Korowai - Fête du Sagou
On l’appelle la « fête du Sagou », mais c’est plutôt la « fêtes des capricornes » que l’on devrait l’appeler. C’est en effet à l’occasion de ces rassemblements que de grosses quantités de larves de capricorne sont consommées en particulier chez les Korowai.
Pour que la fête ait lieu il faut que les palmiers sagoutiers aient poussés en nombre suffisant pour se permettre de les abattre et de les laisser pourrir à la plus grande joie des capricornes dont les larves vont les infester en l’espace de quelques semaines.
L’évènement ne s’improvise donc pas et ne peux pas avoir lieu très souvent compte tenu du nombre de sagoutiers qui font les frais de l’opération. D’habitude les palmiers nourriciers ne sont abattu qu’un à un, au rythme des semaines, pour fournir le féculent de l’alimentation de base des Papous des plaines.
Une abondance d’arbres à maturité est donc rare, mais c’est l’occasion pour les heureux habitants de la zone prolixe, d’organiser un rassemblement des différents clans voisins et même plus lointain pour un banquet de larves de Capricornes.
Pour des gens qui ont un sens très approximatif du temps qui passe, il leur faut donc s’organiser.
Une grande maison doit donc être construite (au sol). Elle servira d’hébergement pour les invités et de lieu pour les échanges et discutions.
Il faut envoyer des invitations : sans écriture et sans calendrier, le système utilisé est simple. Des coursiers sont envoyés chez les différents clans, porteurs d’un morceau de bois piqué de branchettes dont le nombre représentent les jours qui séparent la remise du bout de bois, du déroulement des festivités. En retirant une branchette chaque jour, ils savent quand ils doivent se rendre sur place.
La fête où nous avons été accueillis était organisée par le clan des Hanaï-Koroway à une journée de marche du village de Basman. Notre participation avait été « négociée » quelques mois avant par notre guide indonésien qui s’était rendu préalablement sur place.
Quand nous sommes arrivés, les Korowai avaient construit un peu à l’écart de leur longue maison de fête, une plus petite hutte pour abriter notre campement.

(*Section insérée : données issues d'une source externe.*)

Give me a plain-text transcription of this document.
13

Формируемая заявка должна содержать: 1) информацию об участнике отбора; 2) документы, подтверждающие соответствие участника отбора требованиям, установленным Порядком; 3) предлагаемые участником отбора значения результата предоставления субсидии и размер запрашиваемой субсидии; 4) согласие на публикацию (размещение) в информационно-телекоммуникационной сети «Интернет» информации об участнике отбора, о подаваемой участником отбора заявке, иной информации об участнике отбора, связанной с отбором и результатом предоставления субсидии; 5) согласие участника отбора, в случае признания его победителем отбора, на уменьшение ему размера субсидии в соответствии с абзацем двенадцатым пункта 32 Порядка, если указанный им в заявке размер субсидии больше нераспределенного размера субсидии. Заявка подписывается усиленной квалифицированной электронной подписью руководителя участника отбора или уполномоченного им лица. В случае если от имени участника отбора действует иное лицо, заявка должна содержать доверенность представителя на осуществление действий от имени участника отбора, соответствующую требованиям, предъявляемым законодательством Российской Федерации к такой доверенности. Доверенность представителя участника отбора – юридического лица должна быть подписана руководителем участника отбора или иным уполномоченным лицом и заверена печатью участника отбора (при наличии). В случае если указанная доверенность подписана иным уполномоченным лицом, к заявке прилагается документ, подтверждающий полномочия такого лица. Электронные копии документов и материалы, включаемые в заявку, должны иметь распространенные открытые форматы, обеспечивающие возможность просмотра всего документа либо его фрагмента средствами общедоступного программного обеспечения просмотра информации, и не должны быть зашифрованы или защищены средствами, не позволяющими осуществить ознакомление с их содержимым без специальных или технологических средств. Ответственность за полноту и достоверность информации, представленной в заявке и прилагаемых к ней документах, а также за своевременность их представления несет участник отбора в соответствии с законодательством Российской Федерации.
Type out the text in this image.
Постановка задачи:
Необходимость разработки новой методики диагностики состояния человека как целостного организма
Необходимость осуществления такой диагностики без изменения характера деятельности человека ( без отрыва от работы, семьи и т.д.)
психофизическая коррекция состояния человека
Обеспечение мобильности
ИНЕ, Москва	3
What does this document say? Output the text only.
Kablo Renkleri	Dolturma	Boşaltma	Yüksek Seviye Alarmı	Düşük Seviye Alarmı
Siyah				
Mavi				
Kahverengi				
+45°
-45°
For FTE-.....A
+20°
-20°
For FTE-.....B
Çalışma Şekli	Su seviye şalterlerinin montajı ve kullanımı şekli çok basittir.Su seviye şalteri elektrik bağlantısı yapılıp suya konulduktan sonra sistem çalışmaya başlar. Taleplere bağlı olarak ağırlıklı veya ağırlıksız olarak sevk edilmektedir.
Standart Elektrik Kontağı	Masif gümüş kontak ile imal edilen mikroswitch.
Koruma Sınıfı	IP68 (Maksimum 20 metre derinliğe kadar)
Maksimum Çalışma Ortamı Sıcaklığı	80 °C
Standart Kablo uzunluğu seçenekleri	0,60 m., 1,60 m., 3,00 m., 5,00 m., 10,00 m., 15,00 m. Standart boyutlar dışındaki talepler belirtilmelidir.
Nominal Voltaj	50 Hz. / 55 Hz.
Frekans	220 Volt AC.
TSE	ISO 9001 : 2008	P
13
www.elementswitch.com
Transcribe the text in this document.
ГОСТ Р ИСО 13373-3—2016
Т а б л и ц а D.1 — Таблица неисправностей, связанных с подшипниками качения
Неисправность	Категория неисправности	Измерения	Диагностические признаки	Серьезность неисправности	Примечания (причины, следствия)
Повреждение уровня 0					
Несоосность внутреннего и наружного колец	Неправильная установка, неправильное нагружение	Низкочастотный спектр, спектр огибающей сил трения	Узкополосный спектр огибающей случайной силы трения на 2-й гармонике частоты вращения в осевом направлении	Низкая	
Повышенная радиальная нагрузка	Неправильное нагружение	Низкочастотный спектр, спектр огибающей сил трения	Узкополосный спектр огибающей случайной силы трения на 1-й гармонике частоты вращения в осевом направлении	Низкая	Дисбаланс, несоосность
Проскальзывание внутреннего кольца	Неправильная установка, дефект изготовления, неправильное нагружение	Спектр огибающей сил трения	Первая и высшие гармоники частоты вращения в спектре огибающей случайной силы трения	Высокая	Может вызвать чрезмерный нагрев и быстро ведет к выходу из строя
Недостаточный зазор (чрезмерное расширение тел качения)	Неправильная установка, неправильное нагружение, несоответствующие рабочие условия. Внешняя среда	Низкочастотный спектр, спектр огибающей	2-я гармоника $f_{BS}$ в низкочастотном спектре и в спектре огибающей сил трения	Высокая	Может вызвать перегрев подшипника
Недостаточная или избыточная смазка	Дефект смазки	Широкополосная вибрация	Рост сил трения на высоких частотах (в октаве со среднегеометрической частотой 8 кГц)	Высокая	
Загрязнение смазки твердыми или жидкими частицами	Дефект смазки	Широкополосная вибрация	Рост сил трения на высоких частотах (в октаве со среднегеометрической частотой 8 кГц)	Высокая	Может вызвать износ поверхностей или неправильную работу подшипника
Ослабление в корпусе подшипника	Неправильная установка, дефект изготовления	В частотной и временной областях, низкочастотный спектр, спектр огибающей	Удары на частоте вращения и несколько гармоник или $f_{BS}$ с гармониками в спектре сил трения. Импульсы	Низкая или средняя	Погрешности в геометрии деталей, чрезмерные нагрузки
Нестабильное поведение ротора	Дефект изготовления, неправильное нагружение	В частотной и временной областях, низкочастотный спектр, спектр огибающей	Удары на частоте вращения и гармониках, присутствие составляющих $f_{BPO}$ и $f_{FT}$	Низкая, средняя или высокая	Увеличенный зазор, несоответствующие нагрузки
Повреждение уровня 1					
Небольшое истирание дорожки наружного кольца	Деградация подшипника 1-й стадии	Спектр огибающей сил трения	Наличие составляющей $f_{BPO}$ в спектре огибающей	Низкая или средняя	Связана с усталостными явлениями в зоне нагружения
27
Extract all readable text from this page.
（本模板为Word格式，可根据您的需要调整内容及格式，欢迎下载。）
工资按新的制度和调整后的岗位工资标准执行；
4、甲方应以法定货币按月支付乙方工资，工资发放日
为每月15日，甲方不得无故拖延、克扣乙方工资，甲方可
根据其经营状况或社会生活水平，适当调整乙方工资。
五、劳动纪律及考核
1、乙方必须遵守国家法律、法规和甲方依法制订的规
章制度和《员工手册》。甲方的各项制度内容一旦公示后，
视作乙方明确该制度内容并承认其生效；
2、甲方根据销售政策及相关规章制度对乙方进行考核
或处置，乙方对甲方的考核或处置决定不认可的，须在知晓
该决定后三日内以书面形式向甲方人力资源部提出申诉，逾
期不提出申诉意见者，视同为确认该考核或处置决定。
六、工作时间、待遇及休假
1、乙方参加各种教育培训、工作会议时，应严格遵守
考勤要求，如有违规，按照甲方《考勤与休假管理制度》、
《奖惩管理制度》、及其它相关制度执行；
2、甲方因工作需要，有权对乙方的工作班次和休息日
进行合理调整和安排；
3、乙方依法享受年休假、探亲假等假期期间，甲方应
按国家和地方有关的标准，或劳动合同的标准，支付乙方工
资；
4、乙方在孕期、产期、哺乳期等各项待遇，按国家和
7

Nous allons y séjourner une petite semaine et suivre avec attention les préparatifs des festivités.
Quelques jours avant le rassemblement, tout le village et quelques voisins viennent pour collecter les « savoureuses » larves de capricornes qui grouillent dans les troncs des sagoutiers en décomposition dans la forêt environnante. Ce sont des kilos et des kilos qui seront rapportés dans la longue maison. Conditionné dans des feuilles de palmiers, elles seront dégustées par les invités, soit crues soit cuites aux fours à pierres chaudes.
Dans l’après-midi du jour J, les invités arrivent progressivement par groupe ou clan. Ils annoncent leurs arrivées en frappant leurs arcs contre les racines aériennes des artocarpus géants qui peuplent la jungle. En forêt, le son porte loin et impressionne quiconque est ennemi.
Ils arrivent pour la plupart dans leur tenue traditionnelle, c'est-à-dire nu, quelques-uns le nez percé de longues épines de plus de 10cm, d’autres qui ont déjà été au contact du monde moderne sont affublés de lunettes, de vieux teeshirts, ou de shorts cachés sous des pagnes de fibres, mais ils sont toujours avec leurs arcs et leurs flèches pour les hommes, leurs filets pour les femmes.
Une ambiance très, très spéciale pour ce jour de fête primitive commence à se répandre dans le village. Les simulacres de charges piétinées des groupes d’hommes vociférant ou les danses des femmes se succèderont même sous la pluie, entre de brèves pauses le temps de se faire des ventrées de larves de capricornes. Deux ou trois tambours scanderont toute la soirée et la nuit les chants (les cris ?) des participants au banquet. La lueur des feux et la fumée donne à la longue maison une allure dantesque avec la gesticulation des corps dégingandés des guerriers nus.
Dans une région à l’habitat clairsemé, les fêtes du Sagou sont très prisées. C’est une rare occasion de rassembler plusieurs dizaines de Korowai et leur permettre de tisser de nouveaux liens.
Le lendemain matin comme les invités nous prendrons le chemin du retour, le son des chants lancinants joués toute la nuit encore dans nos oreilles.